Organizations handle vast amounts of sensitive customer information through various communication channels. Protecting Personally Identifiable Information (PII), such as social security numbers (SSNs), driver’s license numbers, and phone numbers has become increasingly critical for maintaining compliance with data privacy regulations and building customer trust. However, manually reviewing and redacting PII is time-consuming, error-prone, and scales poorly as data volumes grow.
Organizations face challenges when dealing with PII scattered across different content types – from texts to images. Traditional approaches often require separate tools and workflows for handling text and image content, leading to inconsistent redaction practices and potential security gaps. This fragmented approach not only increases operational overhead but also raises the risk of accidental PII exposure.
This post shows an automated PII detection and redaction solution using Amazon Bedrock Data Automation and Amazon Bedrock Guardrails through a use case of processing text and image content in high volumes of incoming emails and attachments. The solution features a complete email processing workflow with a React-based user interface for authorized personnel to more securely manage and review redacted email communications and attachments. We walk through the step-by-step solution implementation procedures used to deploy this solution. Finally, we discuss the solution benefits, including operational efficiency, scalability, security and compliance, and adaptability.
Solution overview
The solution provides an automated system for protecting sensitive information in business communications through three main capabilities:
- Automated PII detection and redaction for both email content and attachments using Amazon Bedrock Data Automation and Guardrails, making sure that sensitive data is consistently protected across different content types.
- More secure data management workflows where processed communications are encrypted and stored with appropriate access controls, while maintaining a complete audit trail of operations.
- Web-based interface options for authorized agents to efficiently manage redacted communications, supported by features like automated email categorization and customizable folder management.
This unified approach helps organizations maintain compliance with data privacy requirements while streamlining their communication workflows.
The following diagram outlines the solution architecture. 
The diagram illustrates the backend PII detection and redaction workflow and the frontend application user interface orchestrated by AWS Lambda and Amazon EventBridge. The process follows these steps:
- The workflow starts with the user sending an email to the incoming email server hosted on Amazon Simple Email Service (Amazon SES). This is an optional step.

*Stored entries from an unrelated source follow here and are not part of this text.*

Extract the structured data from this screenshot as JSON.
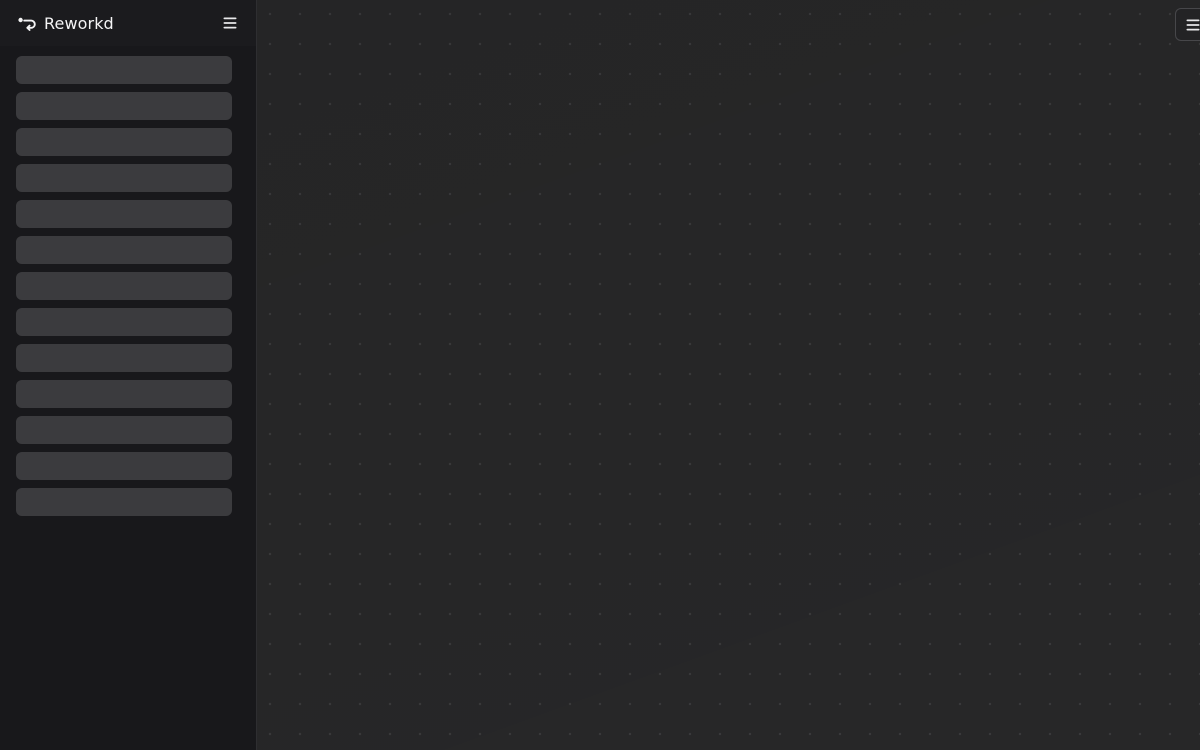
{
  "sidebar": {
    "brand": {
      "name": "Reworkd",
      "logo_icon": "reworkd-logo-icon"
    },
    "toggle_icon": "hamburger-menu-icon",
    "skeleton_count": 13
  },
  "main": {
    "menu_icon": "hamburger-menu-icon"
  },
  "colors": {
    "sidebar_bg": "#18181b",
    "main_bg": "#272728",
    "skeleton": "#3b3b3e",
    "text": "#f4f4f5"
  }
}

- Alternatively, users can upload the emails and attachments directly into an Amazon Simple Storage Service (S3) landing bucket.
- An S3 event notification triggers the initial processing AWS Lambda function that generates a unique case ID and creates a tracking record in Amazon DynamoDB.
- Lambda orchestrates the PII detection and redaction workflow by extracting email body and attachments from the email and saving it in a raw email bucket followed by invoking Amazon Bedrock Data Automation and Guardrails for detecting and redacting PII.
- Amazon Bedrock Data Automation processes attachments to extract text from the files.
- Amazon Bedrock Guardrails detects and redacts the PII from both email body and text from attachments and stores the redacted content in another S3 bucket.
- DynamoDB tables are updated with email messages, folders metadata, and email filtering rules.
- An Amazon EventBridge Scheduler is used to run the Rules Engine Lambda on a schedule which processes new emails that have yet to be categorized into folders based on enabled email filtering rules criteria.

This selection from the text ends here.